On 03/22/2018 01:09 PM, Chris Angelico wrote:
> On Fri, Mar 23, 2018 at 6:46 AM, Tobiah <toby at tobiah.org> wrote:
>> I have some mailing information in a Mysql database that has
>> characters from various other countries.  The table says that
>> it's using latin-1 encoding.  I want to send this data out
>> as JSON.
>> So I'm just taking each datum and doing 'name'.decode('latin-1')

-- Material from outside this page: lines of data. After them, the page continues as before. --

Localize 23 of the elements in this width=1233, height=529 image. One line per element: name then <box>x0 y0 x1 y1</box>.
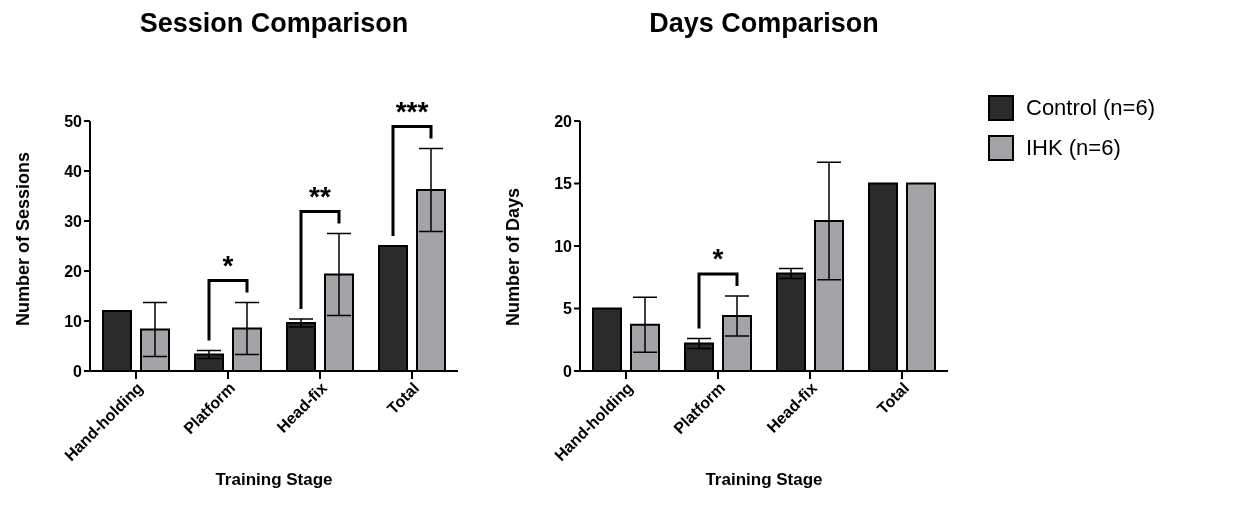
legend-label: Control (n=6) <box>1026 95 1156 121</box>
annotation: * <box>222 249 234 281</box>
y-tick-label: 10 <box>554 237 573 255</box>
y-tick-label: 0 <box>73 362 83 380</box>
y-tick-label: 30 <box>64 212 83 230</box>
x-axis-title: Training Stage <box>705 470 823 489</box>
y-tick-label: 20 <box>64 262 83 280</box>
annotation: ** <box>309 180 331 212</box>
y-tick-label: 5 <box>563 300 573 318</box>
y-axis-title: Number of Sessions <box>13 151 34 326</box>
y-tick-label: 20 <box>554 112 573 130</box>
y-tick-label: 0 <box>563 362 573 380</box>
legend-label: IHK (n=6) <box>1026 135 1121 161</box>
annotation: * <box>712 243 724 274</box>
y-axis-title: Number of Days <box>503 187 524 326</box>
y-tick-label: 10 <box>64 312 83 330</box>
x-axis-title: Training Stage <box>215 470 333 489</box>
chart-title: Days Comparison <box>648 8 880 40</box>
y-tick-label: 15 <box>554 175 573 193</box>
y-tick-label: 40 <box>64 162 83 180</box>
annotation: *** <box>395 95 429 127</box>
chart-title: Session Comparison <box>138 8 410 40</box>
y-tick-label: 50 <box>64 112 83 130</box>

>> and adding the resulting Unicode value right into my JSON structure
>> before doing .dumps() on it.  This seems to work, and I can consume
>> the JSON with another program and when I print values, they look nice
>> with the special characters and all.
>> I was reading though, that JSON files must be encoded with UTF-8.  So
>> should I be doing string.decode('latin-1').encode('utf-8')?  Or does
>> the json module do that for me when I give it a unicode object?

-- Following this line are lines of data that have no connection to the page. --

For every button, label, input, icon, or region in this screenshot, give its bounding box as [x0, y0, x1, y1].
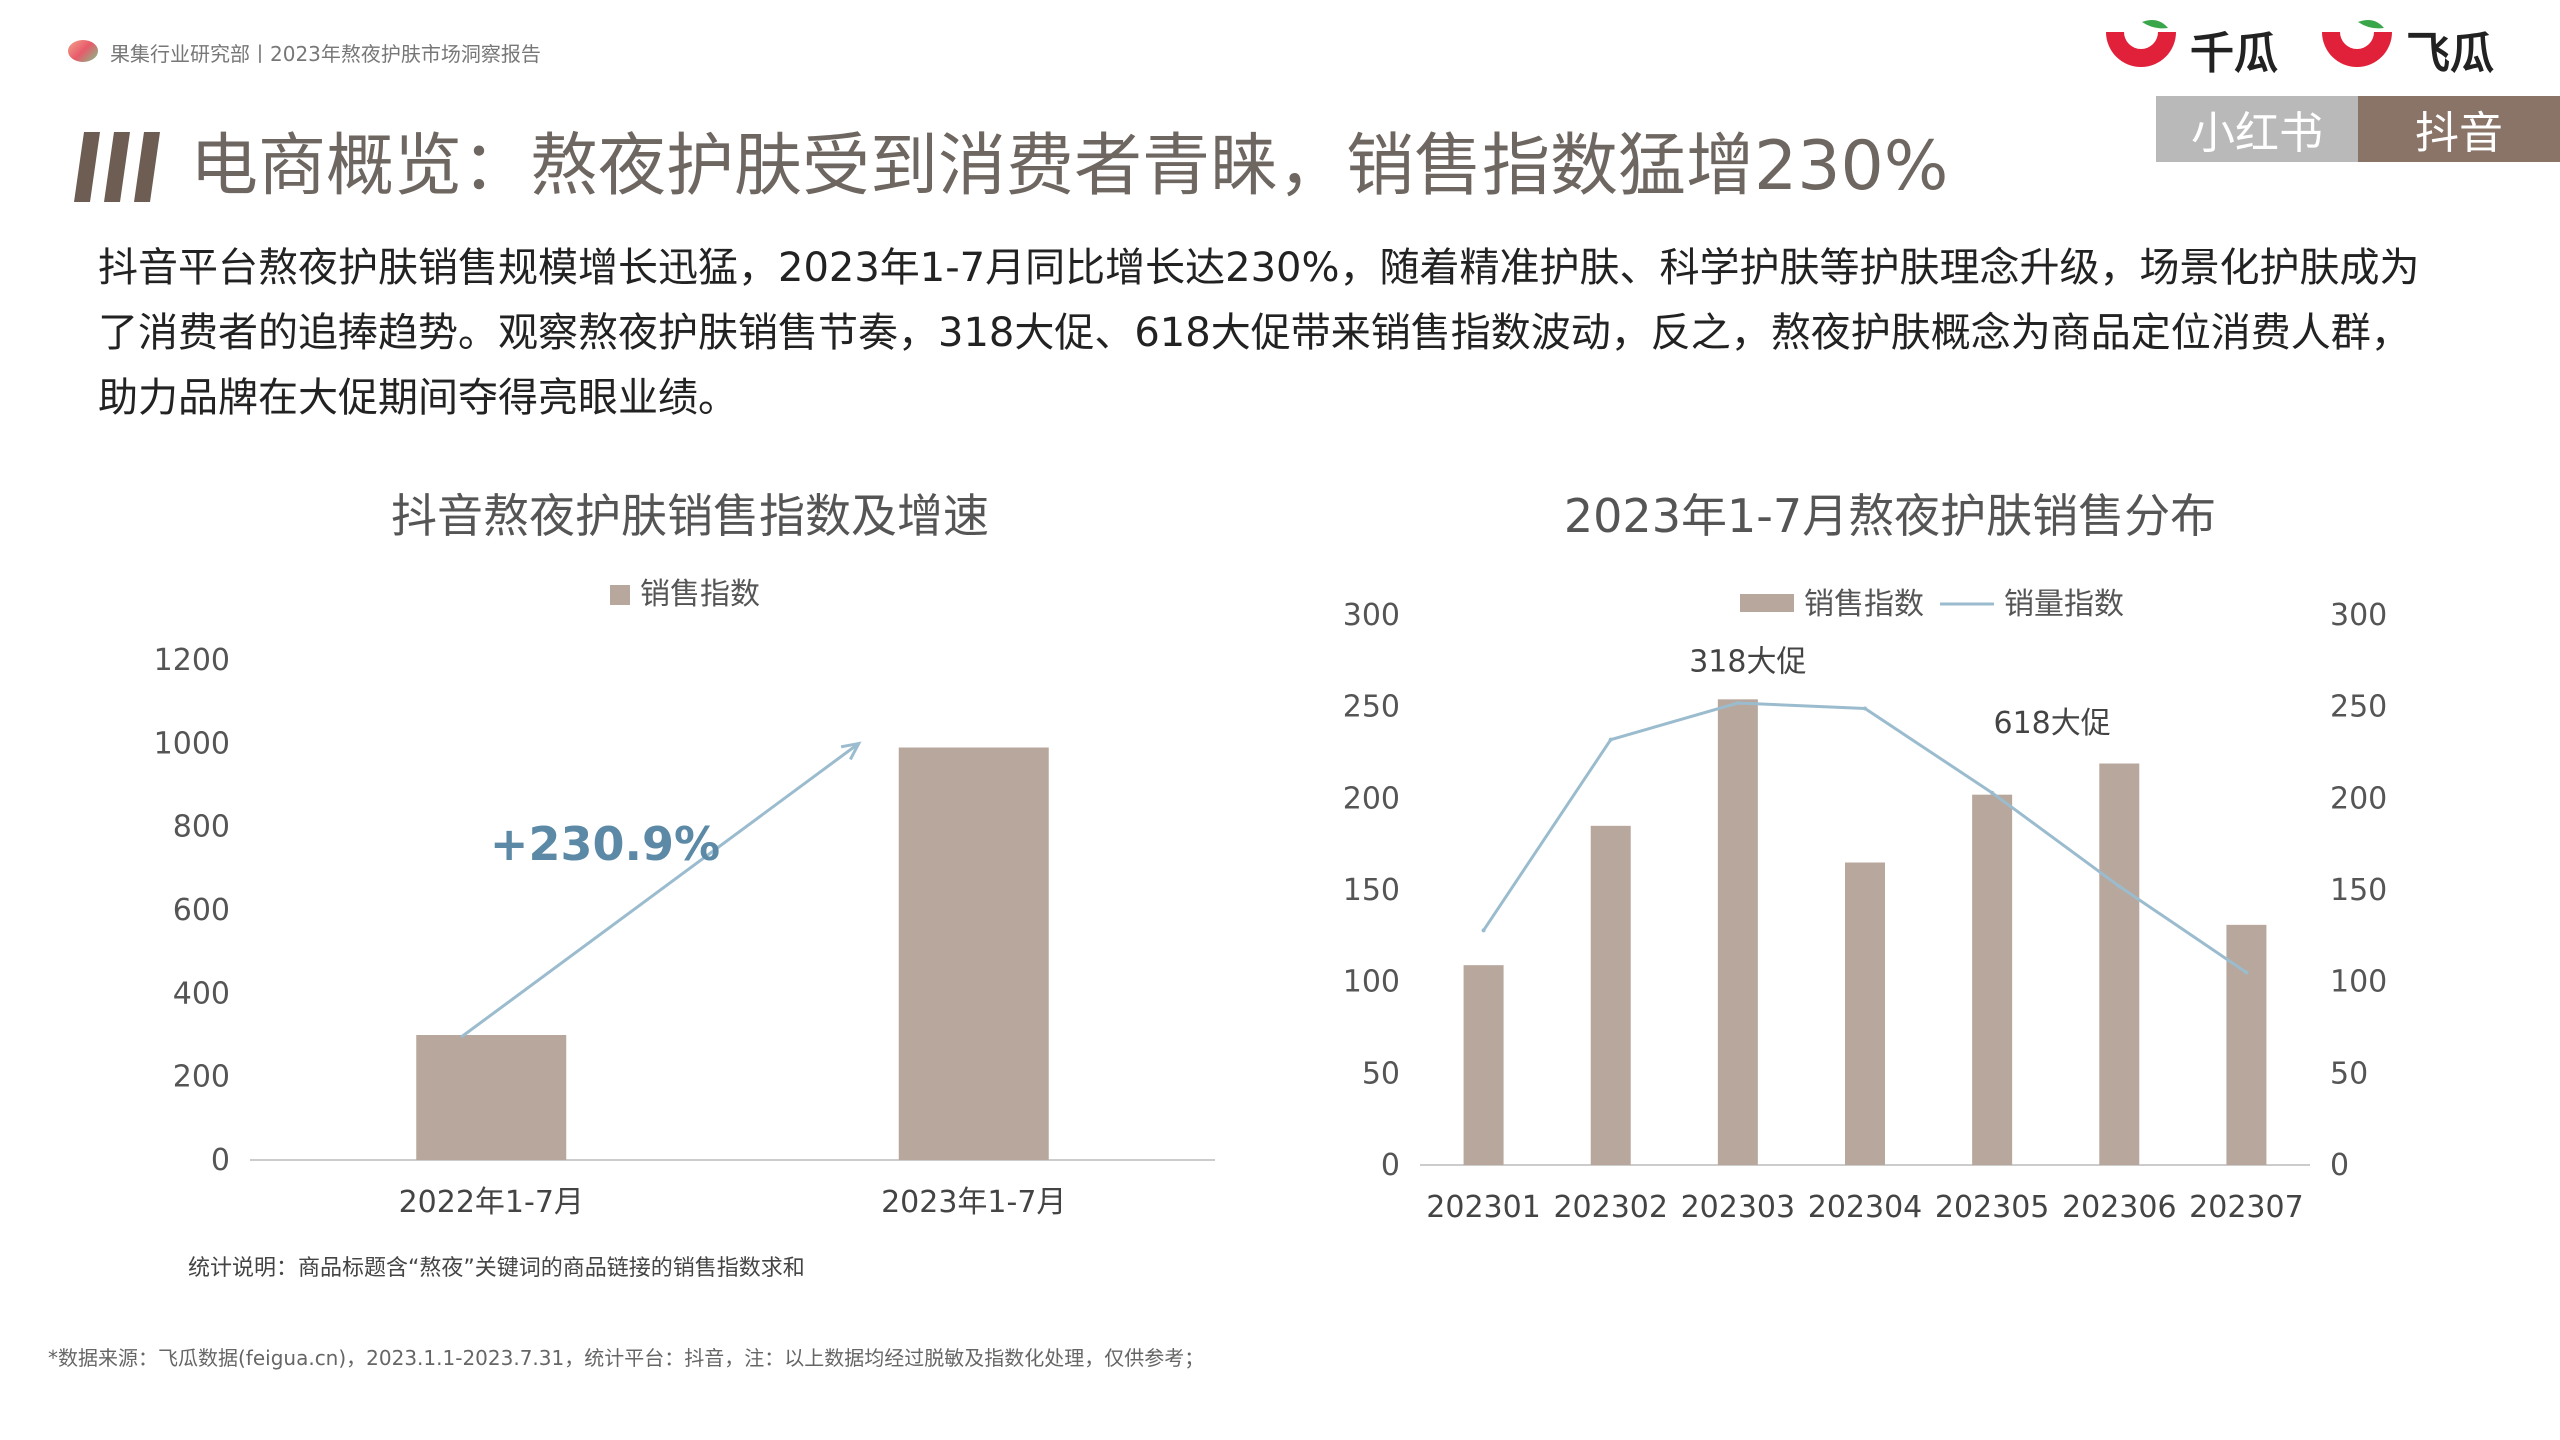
logo-dot-icon	[68, 40, 98, 62]
point-volume-index	[1990, 790, 1995, 795]
bar-sales-index	[1590, 825, 1631, 1165]
y-tick-label: 0	[211, 1143, 230, 1178]
growth-arrow-head-icon	[840, 741, 862, 761]
x-tick-label: 202307	[2189, 1190, 2304, 1225]
title-bars-icon	[74, 132, 160, 202]
chart2-title: 2023年1-7月熬夜护肤销售分布	[1563, 489, 2217, 543]
y-tick-label: 200	[173, 1060, 230, 1095]
bar-sales-index	[2099, 763, 2140, 1165]
data-footnote: *数据来源：飞瓜数据(feigua.cn)，2023.1.1-2023.7.31…	[48, 1346, 1205, 1370]
y-tick-label: 800	[173, 810, 230, 845]
platform-tabs: 小红书 抖音	[2156, 96, 2560, 162]
legend-label-volume-index: 销量指数	[2004, 587, 2124, 622]
growth-rate-label: +230.9%	[490, 817, 720, 871]
feigua-logo-icon	[2322, 20, 2392, 67]
legend-label-sales-index: 销售指数	[640, 577, 760, 612]
promo-annotation: 618大促	[1994, 706, 2111, 741]
x-tick-label: 202306	[2062, 1190, 2177, 1225]
legend-swatch-sales-index	[1740, 594, 1794, 612]
x-tick-label: 2023年1-7月	[881, 1185, 1066, 1220]
y-tick-label: 1200	[154, 643, 230, 678]
bar-sales-index	[1717, 699, 1758, 1165]
y-tick-label: 400	[173, 976, 230, 1011]
feigua-logo: 飞瓜	[2314, 18, 2494, 80]
legend-label-sales-index: 销售指数	[1804, 587, 1924, 622]
point-volume-index	[1608, 737, 1613, 742]
point-volume-index	[1863, 706, 1867, 711]
legend-swatch-sales-index	[610, 585, 630, 605]
y-tick-label-left: 0	[1381, 1148, 1400, 1183]
chart1: 销售指数 0 200 400 600 800 1000 1200 2022年1-7月 2023年1…	[154, 577, 1215, 1220]
report-source: 果集行业研究部丨2023年熬夜护肤市场洞察报告	[110, 42, 541, 66]
bar-sales-index	[1972, 794, 2013, 1165]
feigua-logo-text: 飞瓜	[2406, 28, 2494, 79]
y-tick-label-right: 50	[2330, 1056, 2368, 1091]
tab-douyin[interactable]: 抖音	[2358, 96, 2560, 162]
point-volume-index	[1735, 701, 1740, 705]
y-tick-label-right: 100	[2330, 965, 2387, 1000]
qiangua-logo-icon	[2106, 20, 2176, 67]
y-tick-label: 1000	[154, 726, 230, 761]
y-tick-label: 600	[173, 893, 230, 928]
point-volume-index	[2244, 970, 2249, 975]
x-tick-label: 2022年1-7月	[399, 1185, 584, 1220]
bar-sales-index	[1845, 862, 1885, 1165]
chart1-title: 抖音熬夜护肤销售指数及增速	[391, 489, 989, 543]
lead-paragraph: 抖音平台熬夜护肤销售规模增长迅猛，2023年1-7月同比增长达230%，随着精准…	[98, 245, 2420, 421]
bar-sales-index	[2226, 924, 2267, 1165]
y-tick-label-left: 300	[1343, 598, 1400, 633]
point-volume-index	[2117, 884, 2122, 889]
growth-arrow-line	[460, 742, 860, 1039]
chart1-legend: 销售指数	[610, 577, 760, 612]
x-tick-label: 202301	[1426, 1190, 1541, 1225]
qiangua-logo-text: 千瓜	[2190, 28, 2278, 79]
x-tick-label: 202302	[1553, 1190, 1668, 1225]
y-tick-label-right: 0	[2330, 1148, 2349, 1183]
y-tick-label-left: 150	[1343, 873, 1400, 908]
x-tick-label: 202305	[1935, 1190, 2050, 1225]
chart1-note: 统计说明：商品标题含“熬夜”关键词的商品链接的销售指数求和	[188, 1256, 805, 1281]
y-tick-label-right: 200	[2330, 781, 2387, 816]
qiangua-logo: 千瓜	[2098, 18, 2278, 80]
x-tick-label: 202304	[1808, 1190, 1923, 1225]
y-tick-label-left: 100	[1343, 965, 1400, 1000]
chart2: 销售指数 销量指数 0 0 50 50 100 100 150 150 200 200 250 250 30…	[1343, 587, 2388, 1225]
promo-annotation: 318大促	[1689, 644, 1806, 679]
x-tick-label: 202303	[1681, 1190, 1796, 1225]
y-tick-label-right: 150	[2330, 873, 2387, 908]
point-volume-index	[1481, 928, 1486, 933]
tab-xiaohongshu[interactable]: 小红书	[2156, 96, 2358, 162]
y-tick-label-right: 300	[2330, 598, 2387, 633]
bar-sales-index	[1463, 965, 1504, 1165]
y-tick-label-left: 200	[1343, 781, 1400, 816]
bar-sales-index	[898, 747, 1049, 1160]
growth-arrow	[460, 741, 862, 1039]
page-title: 电商概览：熬夜护肤受到消费者青睐，销售指数猛增230%	[190, 127, 1949, 206]
y-tick-label-left: 50	[1362, 1056, 1400, 1091]
y-tick-label-right: 250	[2330, 690, 2387, 725]
y-tick-label-left: 250	[1343, 690, 1400, 725]
chart2-legend: 销售指数 销量指数	[1740, 587, 2124, 622]
bar-sales-index	[416, 1035, 567, 1160]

> Reconfigure your MySQL database to use UTF-8. There is no reason to
> use Latin-1 in the database.
> If that isn't an option, make sure your JSON files are pure ASCII,
> which is the common subset of UTF-8 and Latin-1.
> ChrisA

It works the way I'm doing it.  I checked and it turns out that
whether I do datum.decode('latin-1') or datum.decode('latin-1').encode('utf8')
I get identical JSON files after .dumps().